Il fatto poi che incida su precedenti destinazioni urbanistiche è l’effetto naturale della nuova pianificazione che non incontra alcun limite nella c.d. aspettativa (di fatto) nutrita da coloro i quali, secondo la disciplina urbanistica preesistente, avrebbero potuto realizzare determinati interventi edilizi.

È dirimente a riguardo sottolineare che i ricorrenti hanno presentato un piano attuativo di iniziativa privata mai approvato. E che solo il conseguimento del titolo edilizio comporta la (temporanea) inopponibilità di eventuali sopravvenute contrastanti previsioni urbanistiche.

Venendo ad altra specifica censura, la tempistica di definizione del procedimento d’approvazione del PUO, come palesata in atti, evidenzia che nella prima fase d’esame (gennaio 2012) del progetto, la Commissione edilizia aveva lamentato l’assenza della documentazione tecnica necessaria per l’approvazione, rilevando nella seduta successiva, deputata all’esame delle integrazioni fornite dai ricorrenti, del 7 agosto 2012, ben tredici elementi di criticità ostativi.

La progettazione, passata al vaglio nel maggio del 2013, non aveva recepito la prescrizione (specificamente impartita dall’amministrazione) di concentrare le tipologie degli edifici sì da “ridurre le superfici coperte”.

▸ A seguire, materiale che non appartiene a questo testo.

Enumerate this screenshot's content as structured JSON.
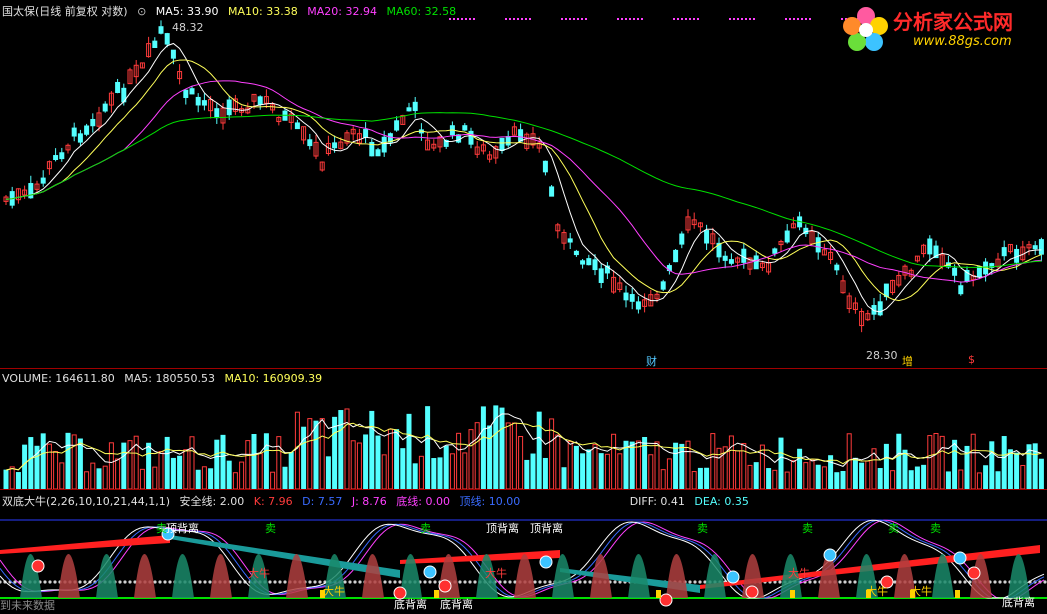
{
  "price_header": {
    "symbol": "国太保(日线 前复权 对数)",
    "ma5": "MA5: 33.90",
    "ma10": "MA10: 33.38",
    "ma20": "MA20: 32.94",
    "ma60": "MA60: 32.58"
  },
  "price_labels": {
    "high": "48.32",
    "low": "28.30",
    "event_cai": "财",
    "event_zeng": "增",
    "event_dollar": "$"
  },
  "volume_header": {
    "volume": "VOLUME: 164611.80",
    "ma5": "MA5: 180550.53",
    "ma10": "MA10: 160909.39"
  },
  "indicator_header": {
    "name": "双底大牛(2,26,10,10,21,44,1,1)",
    "safe_line": "安全线: 2.00",
    "k": "K: 7.96",
    "d": "D: 7.57",
    "j": "J: 8.76",
    "bottom_line": "底线: 0.00",
    "top_line": "顶线: 10.00",
    "diff": "DIFF: 0.41",
    "dea": "DEA: 0.35"
  },
  "indicator_labels": {
    "top_div_1": "顶背离",
    "top_div_2": "顶背离",
    "top_div_3": "顶背离",
    "bottom_div_1": "底背离",
    "bottom_div_2": "底背离",
    "bottom_div_3": "底背离",
    "sell_1": "卖",
    "sell_2": "卖",
    "sell_3": "卖",
    "sell_4": "卖",
    "sell_5": "卖",
    "sell_6": "卖",
    "sell_7": "卖",
    "bull_1": "大牛",
    "bull_2": "大牛",
    "bull_3": "大牛",
    "bull_4": "大牛",
    "bull_5": "大牛",
    "bull_6": "大牛"
  },
  "bottom_note": "到未来数据",
  "logo": {
    "title": "分析家公式网",
    "url": "www.88gs.com"
  },
  "colors": {
    "up": "#ff3b3b",
    "down": "#54ffff",
    "ma5": "#ffffff",
    "ma10": "#ffff5a",
    "ma20": "#ff40ff",
    "ma60": "#00e000"
  }
}
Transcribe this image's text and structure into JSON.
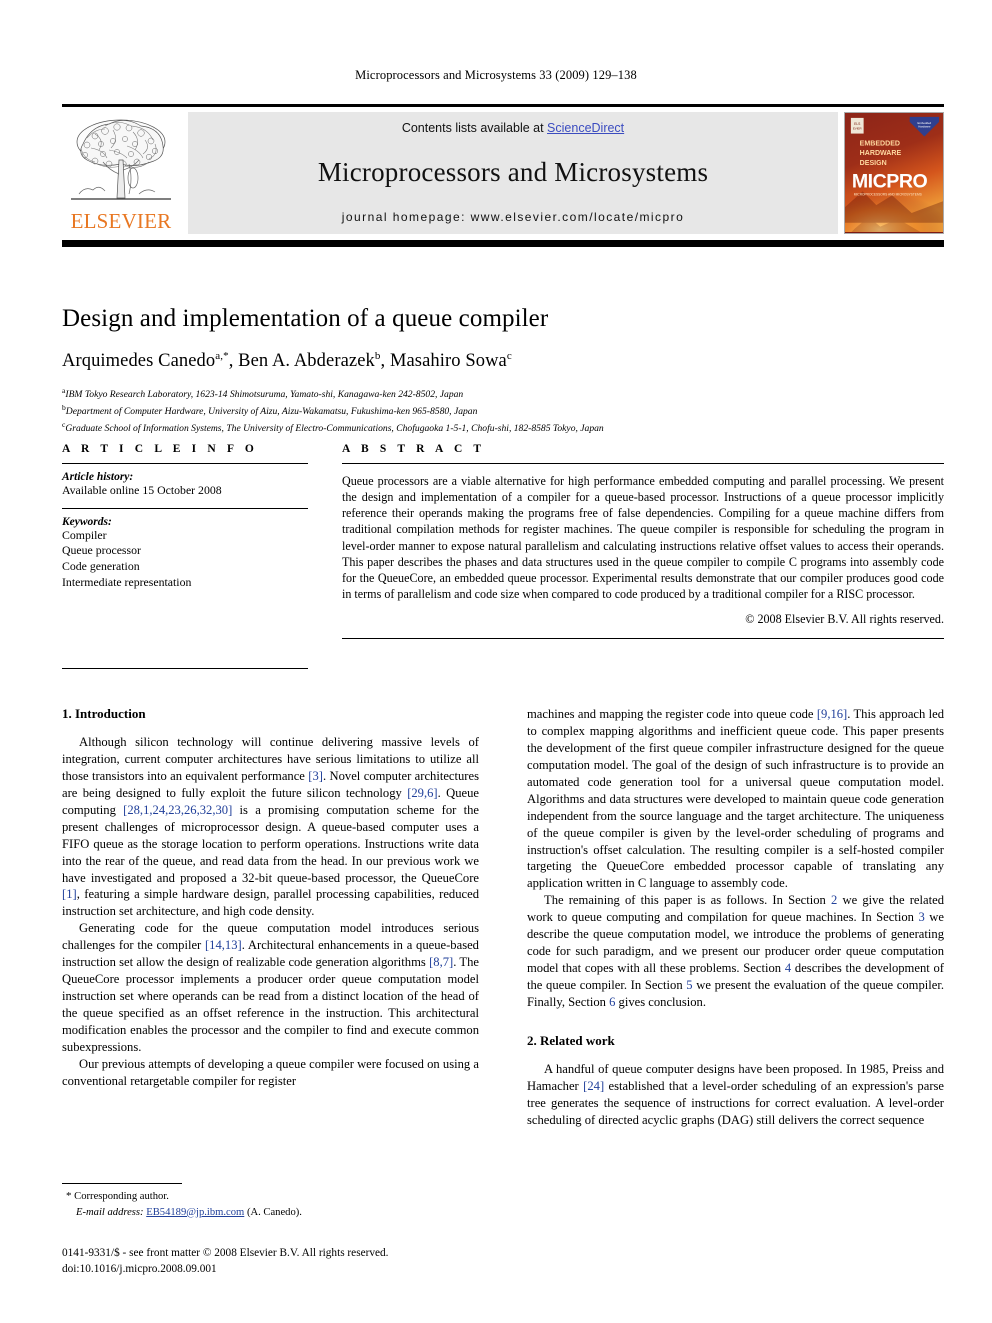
{
  "running_head": "Microprocessors and Microsystems 33 (2009) 129–138",
  "journal_header": {
    "contents_prefix": "Contents lists available at ",
    "sciencedirect": "ScienceDirect",
    "journal_title": "Microprocessors and Microsystems",
    "homepage": "journal homepage: www.elsevier.com/locate/micpro",
    "publisher_logo_text": "ELSEVIER",
    "cover": {
      "line1": "EMBEDDED",
      "line2": "HARDWARE",
      "line3": "DESIGN",
      "brand": "MICPRO",
      "subtitle": "MICROPROCESSORS AND MICROSYSTEMS",
      "corner_badge": "Embedded Hardware Design"
    },
    "link_color": "#3b4cc0",
    "elsevier_orange": "#E87722"
  },
  "article": {
    "title": "Design and implementation of a queue compiler",
    "authors": [
      {
        "name": "Arquimedes Canedo",
        "marks": "a,*"
      },
      {
        "name": "Ben A. Abderazek",
        "marks": "b"
      },
      {
        "name": "Masahiro Sowa",
        "marks": "c"
      }
    ],
    "authors_line": "Arquimedes Canedo a,*, Ben A. Abderazek b, Masahiro Sowa c",
    "affiliations": [
      {
        "mark": "a",
        "text": "IBM Tokyo Research Laboratory, 1623-14 Shimotsuruma, Yamato-shi, Kanagawa-ken 242-8502, Japan"
      },
      {
        "mark": "b",
        "text": "Department of Computer Hardware, University of Aizu, Aizu-Wakamatsu, Fukushima-ken 965-8580, Japan"
      },
      {
        "mark": "c",
        "text": "Graduate School of Information Systems, The University of Electro-Communications, Chofugaoka 1-5-1, Chofu-shi, 182-8585 Tokyo, Japan"
      }
    ]
  },
  "article_info": {
    "heading": "A R T I C L E    I N F O",
    "history_label": "Article history:",
    "history_value": "Available online 15 October 2008",
    "keywords_label": "Keywords:",
    "keywords": [
      "Compiler",
      "Queue processor",
      "Code generation",
      "Intermediate representation"
    ]
  },
  "abstract": {
    "heading": "A B S T R A C T",
    "text": "Queue processors are a viable alternative for high performance embedded computing and parallel processing. We present the design and implementation of a compiler for a queue-based processor. Instructions of a queue processor implicitly reference their operands making the programs free of false dependencies. Compiling for a queue machine differs from traditional compilation methods for register machines. The queue compiler is responsible for scheduling the program in level-order manner to expose natural parallelism and calculating instructions relative offset values to access their operands. This paper describes the phases and data structures used in the queue compiler to compile C programs into assembly code for the QueueCore, an embedded queue processor. Experimental results demonstrate that our compiler produces good code in terms of parallelism and code size when compared to code produced by a traditional compiler for a RISC processor.",
    "copyright": "© 2008 Elsevier B.V. All rights reserved."
  },
  "body": {
    "section1_heading": "1. Introduction",
    "section2_heading": "2. Related work",
    "left_paragraphs": [
      "Although silicon technology will continue delivering massive levels of integration, current computer architectures have serious limitations to utilize all those transistors into an equivalent performance [3]. Novel computer architectures are being designed to fully exploit the future silicon technology [29,6]. Queue computing [28,1,24,23,26,32,30] is a promising computation scheme for the present challenges of microprocessor design. A queue-based computer uses a FIFO queue as the storage location to perform operations. Instructions write data into the rear of the queue, and read data from the head. In our previous work we have investigated and proposed a 32-bit queue-based processor, the QueueCore [1], featuring a simple hardware design, parallel processing capabilities, reduced instruction set architecture, and high code density.",
      "Generating code for the queue computation model introduces serious challenges for the compiler [14,13]. Architectural enhancements in a queue-based instruction set allow the design of realizable code generation algorithms [8,7]. The QueueCore processor implements a producer order queue computation model instruction set where operands can be read from a distinct location of the head of the queue specified as an offset reference in the instruction. This architectural modification enables the processor and the compiler to find and execute common subexpressions.",
      "Our previous attempts of developing a queue compiler were focused on using a conventional retargetable compiler for register"
    ],
    "right_paragraphs": [
      "machines and mapping the register code into queue code [9,16]. This approach led to complex mapping algorithms and inefficient queue code. This paper presents the development of the first queue compiler infrastructure designed for the queue computation model. The goal of the design of such infrastructure is to provide an automated code generation tool for a universal queue computation model. Algorithms and data structures were developed to maintain queue code generation independent from the source language and the target architecture. The uniqueness of the queue compiler is given by the level-order scheduling of programs and instruction's offset calculation. The resulting compiler is a self-hosted compiler targeting the QueueCore embedded processor capable of translating any application written in C language to assembly code.",
      "The remaining of this paper is as follows. In Section 2 we give the related work to queue computing and compilation for queue machines. In Section 3 we describe the queue computation model, we introduce the problems of generating code for such paradigm, and we present our producer order queue computation model that copes with all these problems. Section 4 describes the development of the queue compiler. In Section 5 we present the evaluation of the queue compiler. Finally, Section 6 gives conclusion."
    ],
    "related_work_paragraph": "A handful of queue computer designs have been proposed. In 1985, Preiss and Hamacher [24] established that a level-order scheduling of an expression's parse tree generates the sequence of instructions for correct evaluation. A level-order scheduling of directed acyclic graphs (DAG) still delivers the correct sequence",
    "citation_color": "#21409a"
  },
  "footer": {
    "corresponding_marker": "*",
    "corresponding_label": "Corresponding author.",
    "email_label": "E-mail address:",
    "email": "EB54189@jp.ibm.com",
    "email_owner": "(A. Canedo).",
    "issn_line": "0141-9331/$ - see front matter © 2008 Elsevier B.V. All rights reserved.",
    "doi_line": "doi:10.1016/j.micpro.2008.09.001"
  }
}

Solo in coincidenza con l’adozione della variante (lo stesso giorno della delibera impugnata) è stato protocollato l’elaborato che recepisce la prescrizione.

L’ excursus del procedimento accredita la conclusione che nessuna ritardo nella definizione del procedimento d’approvazione del PUO è imputabile al Comune e che, in soprannumero, non è maturato alcun legittimo affidamento in capo ai ricorrenti ostativo all’adozione della nuova disciplina urbanistica.

Da ultimo sulla censura relativa alla violazione del dovere d’astensione.

Dagli atti depositati in giudizio non emerge l’interesse proprio di coloro – nominativamente indicati dai ricorrenti – i quali hanno partecipato alla delibera consiliare d’adozione della variante impugnata.

L’uno è assessore e non consigliere. L’altro non è proprietario di immobile ricompreso nelle zone interessate dalla variante. Sicché non v’è correlazione alcuna, tanto meno – secondo l’aggettivazione coniata dalla giurisprudenza – immediata e diretta, fra contenuto della deliberazione e specifico interesse proprio dell’amministratore che impone(va) il dovere d’astensione.

Conclusivamente il ricorso deve essere respinto.

Sussistono giustificati motivi per compensare le spese di lite individuabili nella concreta consistenza (ancorché di fatto e non di diritto) della posizione soggettiva dedotta in giudizio dai ricorrenti che li ha indotti a promuovere il gravame.